Le testament produit au décès du testateur, doit être exécuté, quelque ancien qu'il soit. Sept espèces de

testament.

225. Enfin, le testament, quelque ancien qu'il soit, doit toujours être exécuté, lorsqu'il est produit au décès du testateur. Un pareil acte n'est, sous aucun rapport, susceptible de prescription: il tient sa force de la présomption de persévérance de volonté de la part du testateur, qui fait considérer le testament comme fait immédiatement avant le décès. Il n'y a d'exception, à ce sujet, que pour certains testamens privilégiés, dont la durée, relativement à leurs formes, est limitée par la loi, tels que les testamens militaires et ceux qui sont faits en temps de peste.

Dans le droit romain, suivant la loi 6, au Code Théodosien, de testamentis, un testament était censé révoqué après dix ans de sa date. Mais cela fut changé par Justinien, dans la loi 27, au même titre du Code. Justinien. en donne cette raison: Quod enim non mutatur, quare stare prohibetur? La loi 1°, ff. de poss. sec. tab., était déjà conçue dans ce sens, et cette règle a toujours été suivie en France.

Après ces observations générales, je passe aux diverses espèces de testamens; elles sont au nombre de sept, savoir: Le testament olographe;

Le testament par acte public;

Le testament mystique ou secret;

Le testament militaire;

Le testament fait en temps de peste;

Le testament fait sur mer;

Le testament fait en pays étranger.

SECTION PREMIÈRE.

DU TESTAMENT OLOGRAPHE.

Forme de ce testament.

Motifs de l'écriture, de la signature, de la date. - Des dispositions additionnelles.

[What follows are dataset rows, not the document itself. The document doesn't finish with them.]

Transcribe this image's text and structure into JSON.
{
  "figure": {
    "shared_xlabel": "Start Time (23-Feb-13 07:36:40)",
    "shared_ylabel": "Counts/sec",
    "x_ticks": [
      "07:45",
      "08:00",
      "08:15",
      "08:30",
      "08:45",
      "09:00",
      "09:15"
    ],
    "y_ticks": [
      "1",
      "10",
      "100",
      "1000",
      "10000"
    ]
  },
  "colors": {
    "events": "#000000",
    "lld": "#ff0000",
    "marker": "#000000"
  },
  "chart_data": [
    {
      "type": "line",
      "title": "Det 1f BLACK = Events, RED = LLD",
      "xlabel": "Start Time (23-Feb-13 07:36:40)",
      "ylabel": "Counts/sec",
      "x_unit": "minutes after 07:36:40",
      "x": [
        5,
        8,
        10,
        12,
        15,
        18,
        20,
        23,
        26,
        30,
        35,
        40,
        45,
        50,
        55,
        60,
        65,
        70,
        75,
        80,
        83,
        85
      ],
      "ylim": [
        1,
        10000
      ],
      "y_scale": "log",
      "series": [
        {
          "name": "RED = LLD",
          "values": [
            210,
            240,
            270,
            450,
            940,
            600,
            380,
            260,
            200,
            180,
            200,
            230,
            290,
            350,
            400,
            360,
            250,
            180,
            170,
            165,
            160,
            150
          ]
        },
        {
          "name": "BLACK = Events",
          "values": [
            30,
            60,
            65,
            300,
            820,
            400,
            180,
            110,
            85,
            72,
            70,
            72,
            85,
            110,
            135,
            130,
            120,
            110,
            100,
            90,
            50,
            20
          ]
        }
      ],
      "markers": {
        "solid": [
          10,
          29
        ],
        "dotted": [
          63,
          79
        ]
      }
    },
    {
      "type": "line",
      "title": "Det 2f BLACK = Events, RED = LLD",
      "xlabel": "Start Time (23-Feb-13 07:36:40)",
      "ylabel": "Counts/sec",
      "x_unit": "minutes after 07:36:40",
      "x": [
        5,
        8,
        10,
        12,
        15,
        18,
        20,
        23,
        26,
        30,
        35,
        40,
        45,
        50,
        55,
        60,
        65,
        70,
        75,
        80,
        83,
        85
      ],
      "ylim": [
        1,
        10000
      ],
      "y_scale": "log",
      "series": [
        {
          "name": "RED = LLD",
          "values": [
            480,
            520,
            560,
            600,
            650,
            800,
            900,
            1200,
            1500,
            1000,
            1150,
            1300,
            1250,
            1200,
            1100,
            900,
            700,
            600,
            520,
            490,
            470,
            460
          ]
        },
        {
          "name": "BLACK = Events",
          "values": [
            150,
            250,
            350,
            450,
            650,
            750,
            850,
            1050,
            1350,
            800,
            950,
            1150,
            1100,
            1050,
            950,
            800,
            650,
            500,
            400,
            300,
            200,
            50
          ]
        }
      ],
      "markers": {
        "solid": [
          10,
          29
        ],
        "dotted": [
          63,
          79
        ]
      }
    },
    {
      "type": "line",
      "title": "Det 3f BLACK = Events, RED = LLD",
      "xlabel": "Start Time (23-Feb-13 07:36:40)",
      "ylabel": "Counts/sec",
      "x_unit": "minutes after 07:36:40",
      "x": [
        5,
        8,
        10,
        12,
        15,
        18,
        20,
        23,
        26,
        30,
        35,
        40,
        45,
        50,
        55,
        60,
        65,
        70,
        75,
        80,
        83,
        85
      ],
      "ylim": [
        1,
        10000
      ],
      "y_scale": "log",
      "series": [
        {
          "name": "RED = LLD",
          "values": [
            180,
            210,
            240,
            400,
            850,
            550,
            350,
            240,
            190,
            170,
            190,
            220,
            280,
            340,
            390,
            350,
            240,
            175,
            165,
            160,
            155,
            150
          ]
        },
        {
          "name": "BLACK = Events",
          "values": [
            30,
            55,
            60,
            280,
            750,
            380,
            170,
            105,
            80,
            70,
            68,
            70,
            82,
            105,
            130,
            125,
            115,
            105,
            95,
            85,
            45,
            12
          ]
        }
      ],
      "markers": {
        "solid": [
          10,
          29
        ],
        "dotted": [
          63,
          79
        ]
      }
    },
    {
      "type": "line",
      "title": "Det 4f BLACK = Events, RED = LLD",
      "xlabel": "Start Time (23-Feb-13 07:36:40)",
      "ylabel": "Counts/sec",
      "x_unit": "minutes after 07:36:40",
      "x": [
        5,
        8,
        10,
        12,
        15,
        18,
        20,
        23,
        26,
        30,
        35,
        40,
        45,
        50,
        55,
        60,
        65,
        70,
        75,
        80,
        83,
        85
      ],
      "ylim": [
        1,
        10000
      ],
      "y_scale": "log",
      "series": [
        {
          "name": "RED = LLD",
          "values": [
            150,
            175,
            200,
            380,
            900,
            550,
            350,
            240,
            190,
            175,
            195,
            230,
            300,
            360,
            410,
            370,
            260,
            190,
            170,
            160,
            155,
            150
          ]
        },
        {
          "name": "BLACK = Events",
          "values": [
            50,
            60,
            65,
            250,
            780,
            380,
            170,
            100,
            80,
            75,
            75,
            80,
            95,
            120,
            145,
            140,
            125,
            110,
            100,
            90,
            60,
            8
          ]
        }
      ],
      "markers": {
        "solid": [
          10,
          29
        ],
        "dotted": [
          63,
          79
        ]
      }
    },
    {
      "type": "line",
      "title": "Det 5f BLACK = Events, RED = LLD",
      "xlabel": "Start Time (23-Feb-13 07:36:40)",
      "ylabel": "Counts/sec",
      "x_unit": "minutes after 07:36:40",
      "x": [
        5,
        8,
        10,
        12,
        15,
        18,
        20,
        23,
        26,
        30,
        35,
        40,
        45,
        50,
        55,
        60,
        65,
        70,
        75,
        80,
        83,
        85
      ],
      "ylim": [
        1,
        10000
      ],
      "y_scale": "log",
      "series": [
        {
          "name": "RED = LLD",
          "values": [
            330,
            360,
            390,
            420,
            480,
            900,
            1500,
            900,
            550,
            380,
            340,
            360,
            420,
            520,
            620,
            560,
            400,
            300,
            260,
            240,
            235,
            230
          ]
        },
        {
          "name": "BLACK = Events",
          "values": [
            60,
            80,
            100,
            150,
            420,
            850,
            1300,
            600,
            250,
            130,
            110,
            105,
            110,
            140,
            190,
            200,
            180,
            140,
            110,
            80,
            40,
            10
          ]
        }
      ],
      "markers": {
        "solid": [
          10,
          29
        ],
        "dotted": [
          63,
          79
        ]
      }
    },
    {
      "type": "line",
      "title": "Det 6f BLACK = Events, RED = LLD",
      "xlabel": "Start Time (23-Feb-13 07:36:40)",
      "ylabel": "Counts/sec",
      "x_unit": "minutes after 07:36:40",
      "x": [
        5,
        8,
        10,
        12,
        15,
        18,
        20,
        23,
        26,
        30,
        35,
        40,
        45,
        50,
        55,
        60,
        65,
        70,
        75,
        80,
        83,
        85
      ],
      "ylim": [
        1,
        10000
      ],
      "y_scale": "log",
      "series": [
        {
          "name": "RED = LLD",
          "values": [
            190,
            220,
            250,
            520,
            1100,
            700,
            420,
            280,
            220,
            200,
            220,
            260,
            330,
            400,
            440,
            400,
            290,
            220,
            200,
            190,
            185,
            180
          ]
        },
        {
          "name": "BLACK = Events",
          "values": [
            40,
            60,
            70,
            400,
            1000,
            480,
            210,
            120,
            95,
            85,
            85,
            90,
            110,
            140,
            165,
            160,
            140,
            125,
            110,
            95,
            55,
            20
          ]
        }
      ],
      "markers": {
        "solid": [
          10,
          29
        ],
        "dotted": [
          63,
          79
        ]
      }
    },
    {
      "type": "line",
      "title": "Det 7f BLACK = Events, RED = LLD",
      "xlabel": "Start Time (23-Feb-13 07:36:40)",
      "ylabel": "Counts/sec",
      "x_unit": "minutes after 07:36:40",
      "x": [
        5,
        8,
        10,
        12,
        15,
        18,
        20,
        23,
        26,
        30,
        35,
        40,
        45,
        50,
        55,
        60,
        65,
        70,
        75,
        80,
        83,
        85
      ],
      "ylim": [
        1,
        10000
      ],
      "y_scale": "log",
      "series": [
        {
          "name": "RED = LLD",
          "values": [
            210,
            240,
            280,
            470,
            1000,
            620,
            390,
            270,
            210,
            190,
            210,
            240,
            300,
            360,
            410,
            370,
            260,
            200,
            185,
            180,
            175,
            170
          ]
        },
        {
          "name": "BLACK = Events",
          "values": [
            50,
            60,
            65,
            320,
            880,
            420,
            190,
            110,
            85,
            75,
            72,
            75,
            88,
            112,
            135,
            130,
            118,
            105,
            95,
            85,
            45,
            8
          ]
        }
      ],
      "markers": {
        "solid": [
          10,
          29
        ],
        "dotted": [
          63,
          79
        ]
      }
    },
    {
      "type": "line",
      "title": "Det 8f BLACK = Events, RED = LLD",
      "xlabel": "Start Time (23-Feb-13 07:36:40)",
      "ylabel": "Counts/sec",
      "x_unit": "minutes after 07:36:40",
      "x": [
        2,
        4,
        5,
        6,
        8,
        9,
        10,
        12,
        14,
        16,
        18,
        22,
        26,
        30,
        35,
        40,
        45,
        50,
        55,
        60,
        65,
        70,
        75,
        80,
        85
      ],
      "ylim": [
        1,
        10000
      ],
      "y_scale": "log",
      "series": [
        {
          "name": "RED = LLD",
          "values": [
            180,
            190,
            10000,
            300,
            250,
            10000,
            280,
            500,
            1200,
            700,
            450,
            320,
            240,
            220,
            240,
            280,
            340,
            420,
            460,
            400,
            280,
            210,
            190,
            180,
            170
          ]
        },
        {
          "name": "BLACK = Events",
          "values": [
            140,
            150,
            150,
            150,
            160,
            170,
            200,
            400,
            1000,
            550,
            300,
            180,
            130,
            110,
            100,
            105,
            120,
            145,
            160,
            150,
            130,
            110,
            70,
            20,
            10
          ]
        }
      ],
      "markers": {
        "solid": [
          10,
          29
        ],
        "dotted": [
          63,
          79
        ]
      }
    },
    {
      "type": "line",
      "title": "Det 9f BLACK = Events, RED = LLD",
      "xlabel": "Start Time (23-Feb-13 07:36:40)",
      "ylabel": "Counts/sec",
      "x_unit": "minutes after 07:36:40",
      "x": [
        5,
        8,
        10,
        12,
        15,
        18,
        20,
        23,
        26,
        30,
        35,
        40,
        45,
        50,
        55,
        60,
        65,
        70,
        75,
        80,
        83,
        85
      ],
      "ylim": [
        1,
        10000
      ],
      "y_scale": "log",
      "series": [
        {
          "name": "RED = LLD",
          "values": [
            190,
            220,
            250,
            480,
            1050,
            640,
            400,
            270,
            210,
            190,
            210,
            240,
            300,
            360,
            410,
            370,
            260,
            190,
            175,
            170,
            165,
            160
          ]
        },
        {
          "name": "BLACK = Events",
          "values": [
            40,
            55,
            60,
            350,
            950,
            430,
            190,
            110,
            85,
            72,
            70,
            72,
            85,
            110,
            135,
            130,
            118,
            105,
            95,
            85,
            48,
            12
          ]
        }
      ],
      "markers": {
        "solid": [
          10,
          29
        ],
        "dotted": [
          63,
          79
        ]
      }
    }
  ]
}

226. CE testament est celui qui mérite la plus grande confiance. C'est le testateur qui lui-même y consigne ses volontés. Son étymologie grecque le désigne comme un testament écrit entièrement par le testateur. Il suffit qu'il soit écrit, en entier, daté et signé de la main du testateur. Il n'est assujéti à aucune autre forme. Art. 970. L'article 20 de l'ordonnance de 1755 était conforme.

Voici les motifs des formalités que je viens d'indiquer.

1o. L'écriture de la main du testateur est nécessaire, parce qu'une disposition écrite d'une main étrangère, quoique signée par le testateur pourrait n'être pas écrite avec fidélité et être susceptible de changement.

2o. Une disposition écrite par le testateur, et non signée par lui, ne peut être regardée que comme un projet. Le seing manuel seul met le sceau à l'acte.

5o. Sans la précaution de la date, on ne saurait, dans le concours de plusieurs testamens olographes, quel est celui qui a été fait le dernier, et qui par cette raison doit prévaloir. Il est bien entendu qu'il n'y a de vraie date que par l'énonciation du jour, du mois et de l'année, et cette date peut être énoncée en chiffres, ainsi que l'a jugé la Cour royale de Nismes, par arrêt du 20 janvier 1810, rapporté dans le Journal de Denevers, vol. de 1810, page 75 du Supplément. Cependant il est prudent de ne pas mettre la date en chiffres, pour prévenir les altérations.

Si un particulier, après avoir fait un testament olographe, qu'il aurait daté et signé, faisait de nouvelles dispositions au bas de cet acte, sans les dater, ces dispositions seraient nulles.